Histoire de l’ux design : mythes, fausses histoires et fausses définitions

Expérience utilisateur : non, Don Norman n’est pas le fondateur de l’UX. Il n’est qu’un jalon dans l’histoire de l’ux

Lorsque l’on tente de retracer l’histoire de l’ux, le mythe le plus courant qui circule sur les blogs relatifs à l’expérience utilisateur est cette idée que Don Norman, de l’agence Nielsen/Norman serait le fondateur de l’expérience utilisateur. Les auteurs avancent généralement tous le même argument : Don Norman écrit en 1988 un livre « précurseur », “The Design of everyday things”, qui popularise le concept de “design centré utilisateur”. 

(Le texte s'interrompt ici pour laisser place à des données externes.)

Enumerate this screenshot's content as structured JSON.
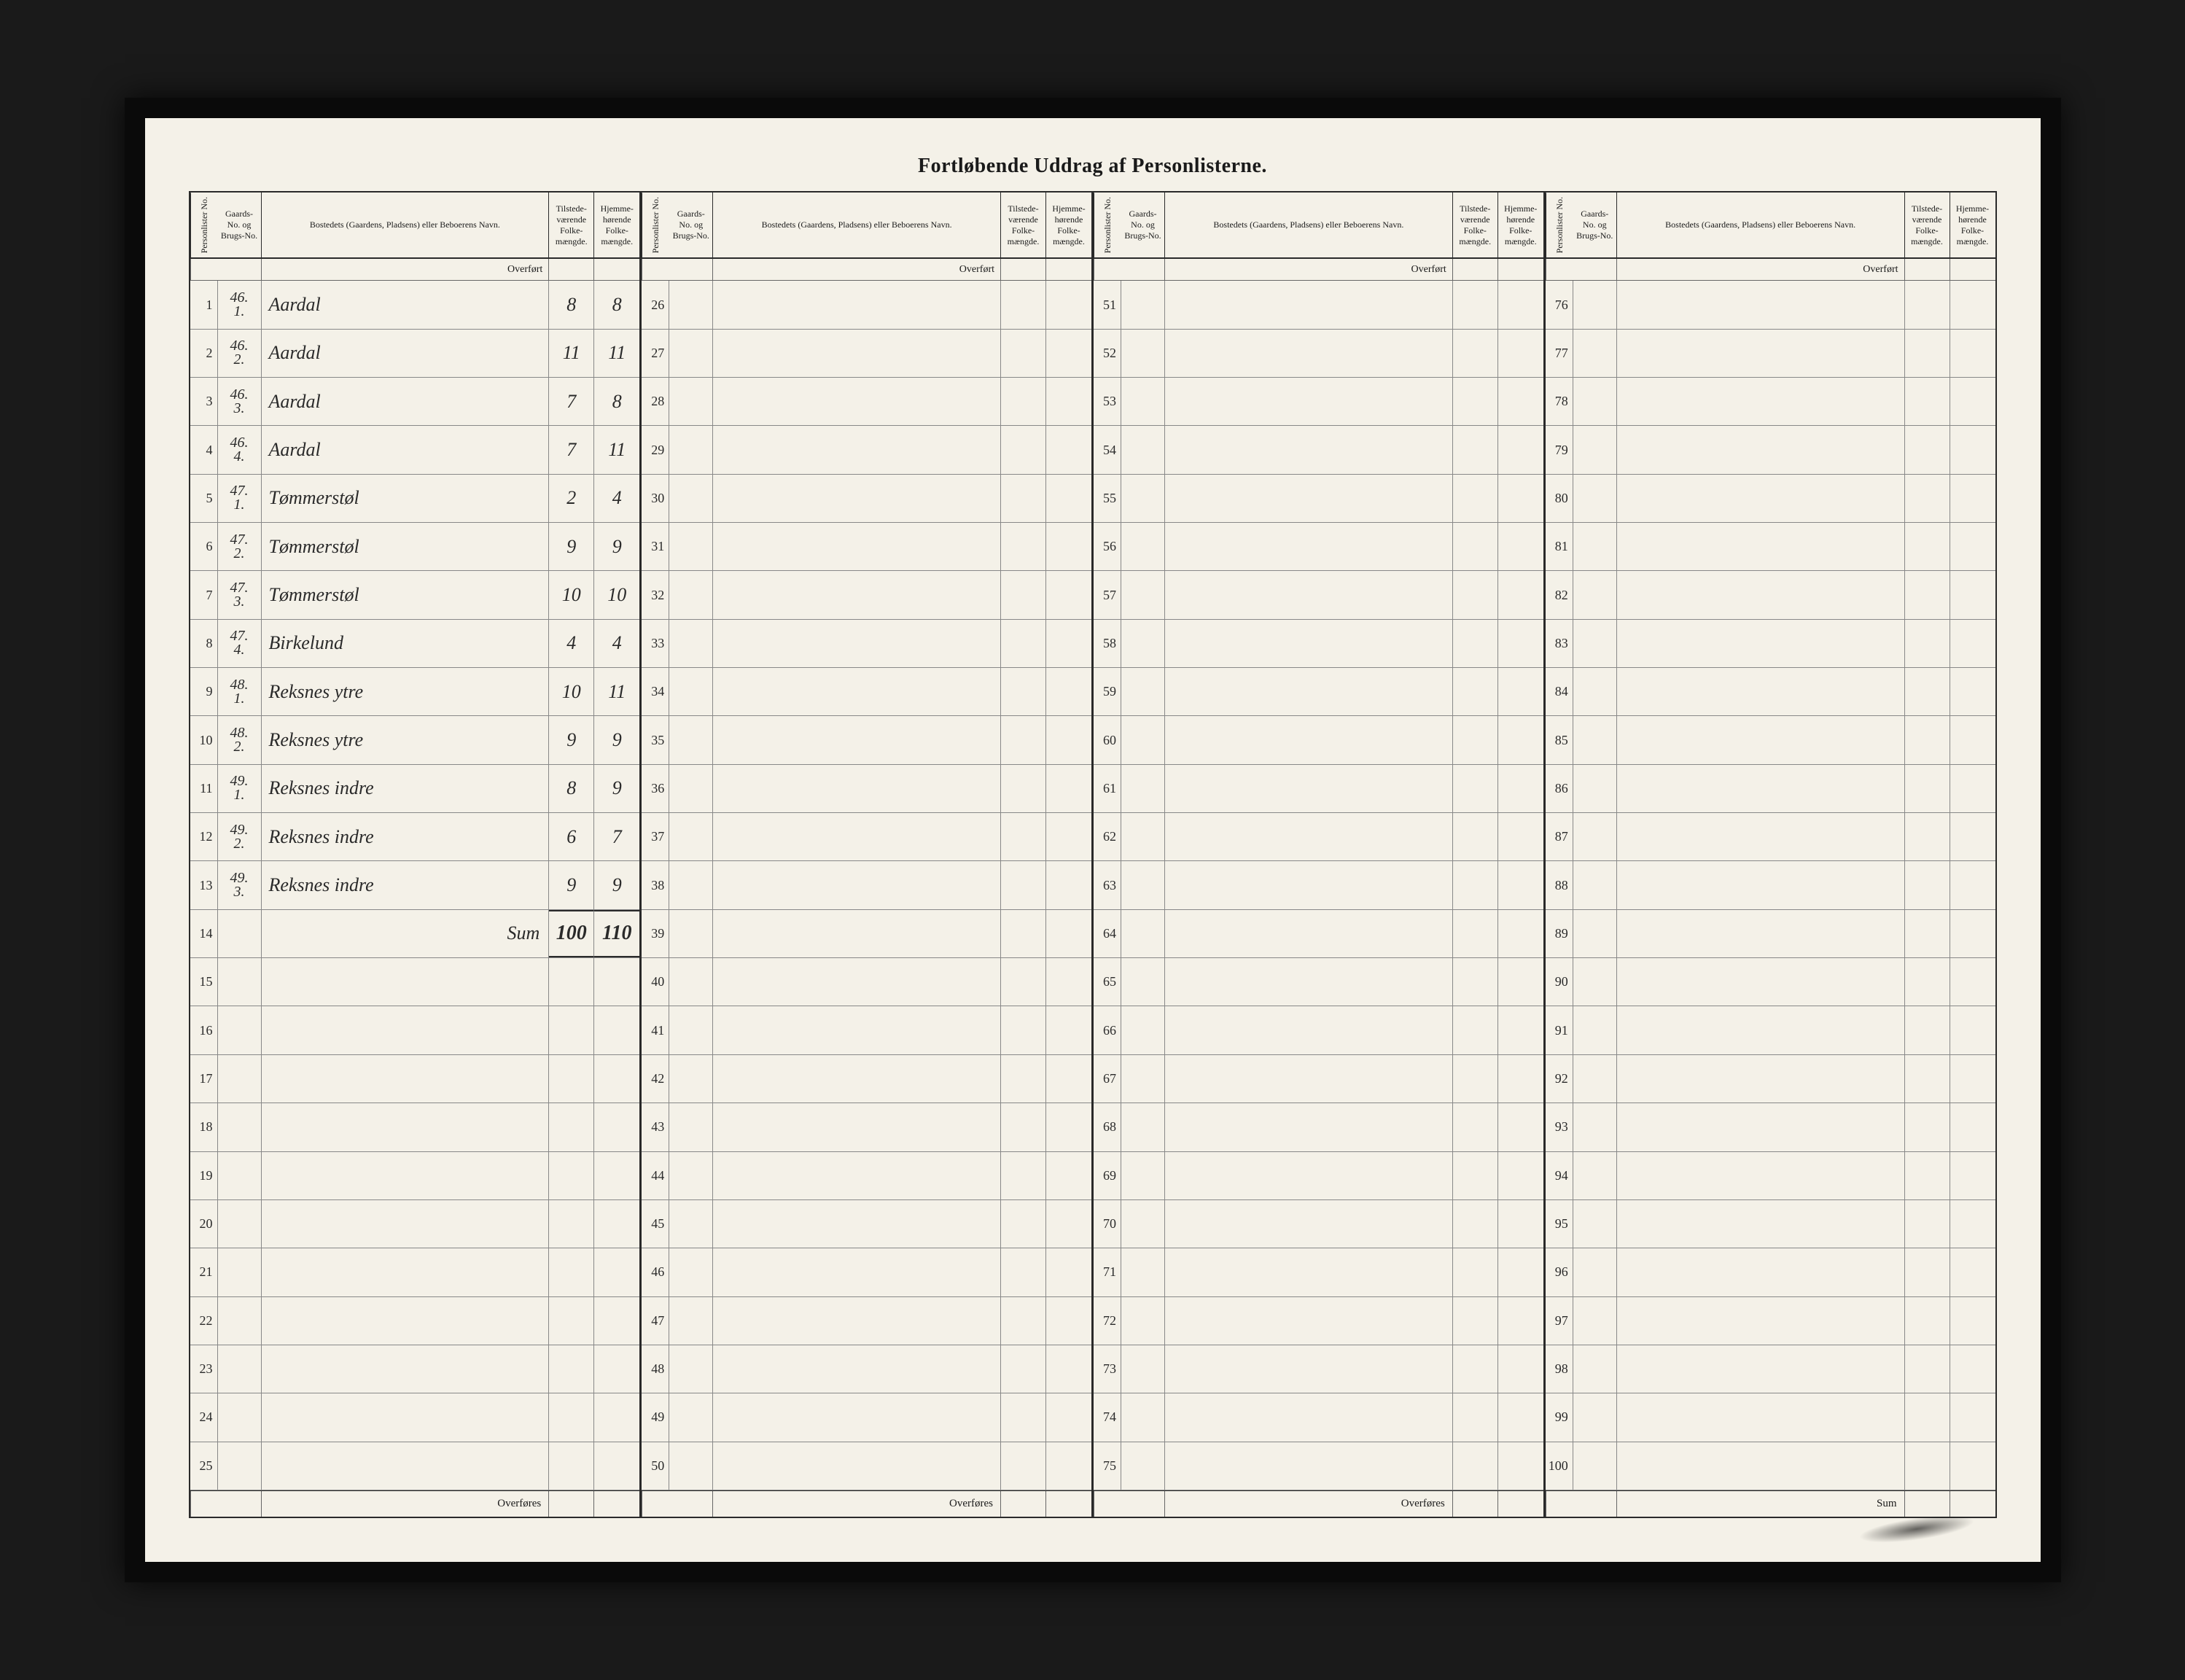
{
  "title": "Fortløbende Uddrag af Personlisterne.",
  "columns": {
    "pl": "Personlister No.",
    "gb": "Gaards-No. og Brugs-No.",
    "bost": "Bostedets (Gaardens, Pladsens) eller Beboerens Navn.",
    "tf": "Tilstede-værende Folke-mængde.",
    "hf": "Hjemme-hørende Folke-mængde."
  },
  "overfort_label": "Overført",
  "overfores_label": "Overføres",
  "sum_label": "Sum",
  "panels": [
    {
      "row_start": 1,
      "row_end": 25,
      "footer": "Overføres",
      "entries": [
        {
          "g": "46",
          "b": "1",
          "name": "Aardal",
          "tf": "8",
          "hf": "8"
        },
        {
          "g": "46",
          "b": "2",
          "name": "Aardal",
          "tf": "11",
          "hf": "11"
        },
        {
          "g": "46",
          "b": "3",
          "name": "Aardal",
          "tf": "7",
          "hf": "8"
        },
        {
          "g": "46",
          "b": "4",
          "name": "Aardal",
          "tf": "7",
          "hf": "11"
        },
        {
          "g": "47",
          "b": "1",
          "name": "Tømmerstøl",
          "tf": "2",
          "hf": "4"
        },
        {
          "g": "47",
          "b": "2",
          "name": "Tømmerstøl",
          "tf": "9",
          "hf": "9"
        },
        {
          "g": "47",
          "b": "3",
          "name": "Tømmerstøl",
          "tf": "10",
          "hf": "10"
        },
        {
          "g": "47",
          "b": "4",
          "name": "Birkelund",
          "tf": "4",
          "hf": "4"
        },
        {
          "g": "48",
          "b": "1",
          "name": "Reksnes ytre",
          "tf": "10",
          "hf": "11"
        },
        {
          "g": "48",
          "b": "2",
          "name": "Reksnes ytre",
          "tf": "9",
          "hf": "9"
        },
        {
          "g": "49",
          "b": "1",
          "name": "Reksnes indre",
          "tf": "8",
          "hf": "9"
        },
        {
          "g": "49",
          "b": "2",
          "name": "Reksnes indre",
          "tf": "6",
          "hf": "7"
        },
        {
          "g": "49",
          "b": "3",
          "name": "Reksnes indre",
          "tf": "9",
          "hf": "9"
        }
      ],
      "sum": {
        "label": "Sum",
        "tf": "100",
        "hf": "110"
      }
    },
    {
      "row_start": 26,
      "row_end": 50,
      "footer": "Overføres",
      "entries": []
    },
    {
      "row_start": 51,
      "row_end": 75,
      "footer": "Overføres",
      "entries": []
    },
    {
      "row_start": 76,
      "row_end": 100,
      "footer": "Sum",
      "entries": []
    }
  ],
  "colors": {
    "page_bg": "#f4f1e8",
    "frame_bg": "#0a0a0a",
    "ink": "#2a2a2a",
    "rule": "#2a2a2a",
    "light_rule": "#888"
  }
}
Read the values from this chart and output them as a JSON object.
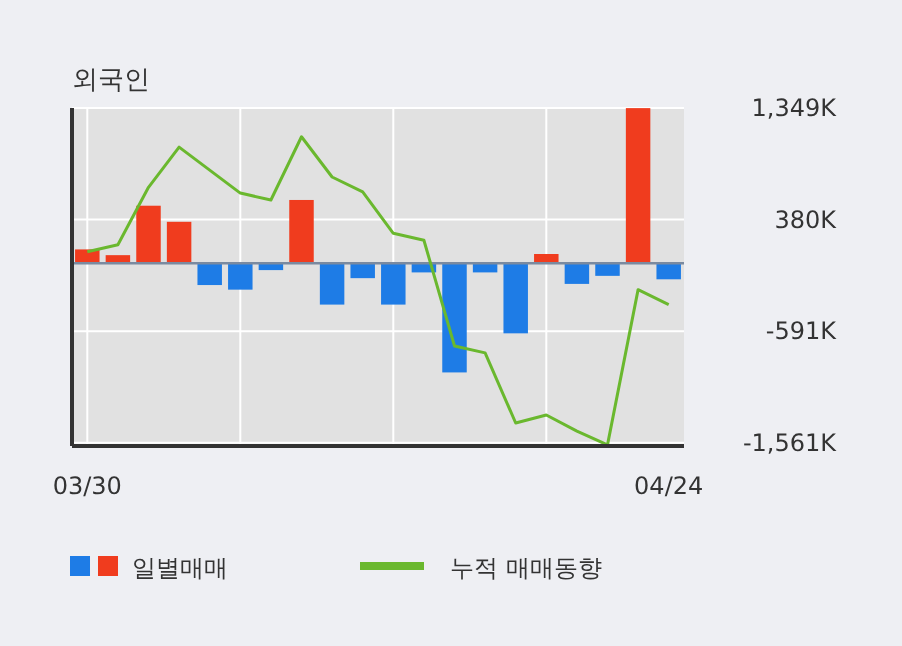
{
  "chart_data": {
    "type": "bar",
    "title": "외국인",
    "categories": [
      "03/30",
      null,
      null,
      null,
      null,
      null,
      null,
      null,
      null,
      null,
      null,
      null,
      null,
      null,
      null,
      null,
      null,
      null,
      null,
      "04/24"
    ],
    "series": [
      {
        "name": "일별매매",
        "colors": [
          "#f03c1e",
          "#f03c1e",
          "#f03c1e",
          "#f03c1e",
          "#1e7ce6",
          "#1e7ce6",
          "#1e7ce6",
          "#f03c1e",
          "#1e7ce6",
          "#1e7ce6",
          "#1e7ce6",
          "#1e7ce6",
          "#1e7ce6",
          "#1e7ce6",
          "#1e7ce6",
          "#f03c1e",
          "#1e7ce6",
          "#1e7ce6",
          "#f03c1e",
          "#1e7ce6"
        ],
        "values": [
          120,
          70,
          500,
          360,
          -190,
          -230,
          -60,
          550,
          -360,
          -130,
          -360,
          -80,
          -950,
          -80,
          -610,
          80,
          -180,
          -110,
          1349,
          -140
        ]
      },
      {
        "name": "누적 매매동향",
        "type": "line",
        "color": "#6ab82e",
        "values": [
          100,
          160,
          660,
          1010,
          810,
          610,
          550,
          1100,
          750,
          620,
          260,
          200,
          -720,
          -780,
          -1390,
          -1320,
          -1460,
          -1580,
          -230,
          -360
        ]
      }
    ],
    "ylim": [
      -1590,
      1350
    ],
    "yticks": [
      {
        "value": 1349,
        "label": "1,349K"
      },
      {
        "value": 380,
        "label": "380K"
      },
      {
        "value": -591,
        "label": "-591K"
      },
      {
        "value": -1561,
        "label": "-1,561K"
      }
    ],
    "grid": true,
    "legend": "bottom"
  }
}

Mais en réalité, deux choses échappent à la plupart des commentateurs :

  • Tout d’abord, la véritable innovation de Norman, à travers ce livre, consiste à connecter de façon systématique la pratique du Design à la Psychologie des usages. Ce n’est pas une surprise en soi : en effet, Norman est Psychologue Cognitiviste, ce que beaucoup de gens ignorent, et il est l’élève de J.J. Gibson auquel il emprunte par ailleurs beaucoup dans son ouvrage. En particulier, le concept d’affordance dont il n’est pas l’inventeur mais bien l’héritier : dans ses recherches Gibson ne parle en effet de rien d’autre que d’affordance visuelle.
  • Ensuite, l’entretien avec Aurélien Tabard et Alain Mille cité par Wikipédia nous révèle la véritable optique de Norman sur le sujet : « J’ai inventé l’expression UX car je pensais que les termes « Interface Humaine (Human Interface) » et « utilisabilité » (usability) étaient trop limités : je voulais couvrir tous les aspects de l’expérience d’une personne avec un système, en considérant le design industriel, le graphisme, l’interface, l’interaction physique et le manuel. » L’UX couvre donc l’ensemble de l’expérience vécue par un utilisateur lorsqu’il interagit avec un produit ou un service. Ce n’est pas pour rien qu’Apple, avec qui Norman a longuement collaboré, se soucie de ses services et de ses produits depuis la publicité et l’emballage jusqu’au recyclage. On est donc bien sur une vision holistique du produit : l’UX est un cadre général d’interaction et Norman est l’inventeur du terme certes mais pas de la discipline. Ce serait d’ailleurs bien culotté que de se déclarer l’inventeur d’un domaine : c’est généralement nier tout ce qui vous précède. On laissera d’ailleurs ici Norman éclaircir lui-même sa vision des choses :
Histoire de l’ux design : Don Norman est le fondateur de l’appellation UX

Histoire de l’ux design : non, le modèle d’Hassenzahl (2003) n’est pas une définition correcte de l’UX

Lorsque l’on souhaite comprendre profondément un sujet, un travail historique est indispensable.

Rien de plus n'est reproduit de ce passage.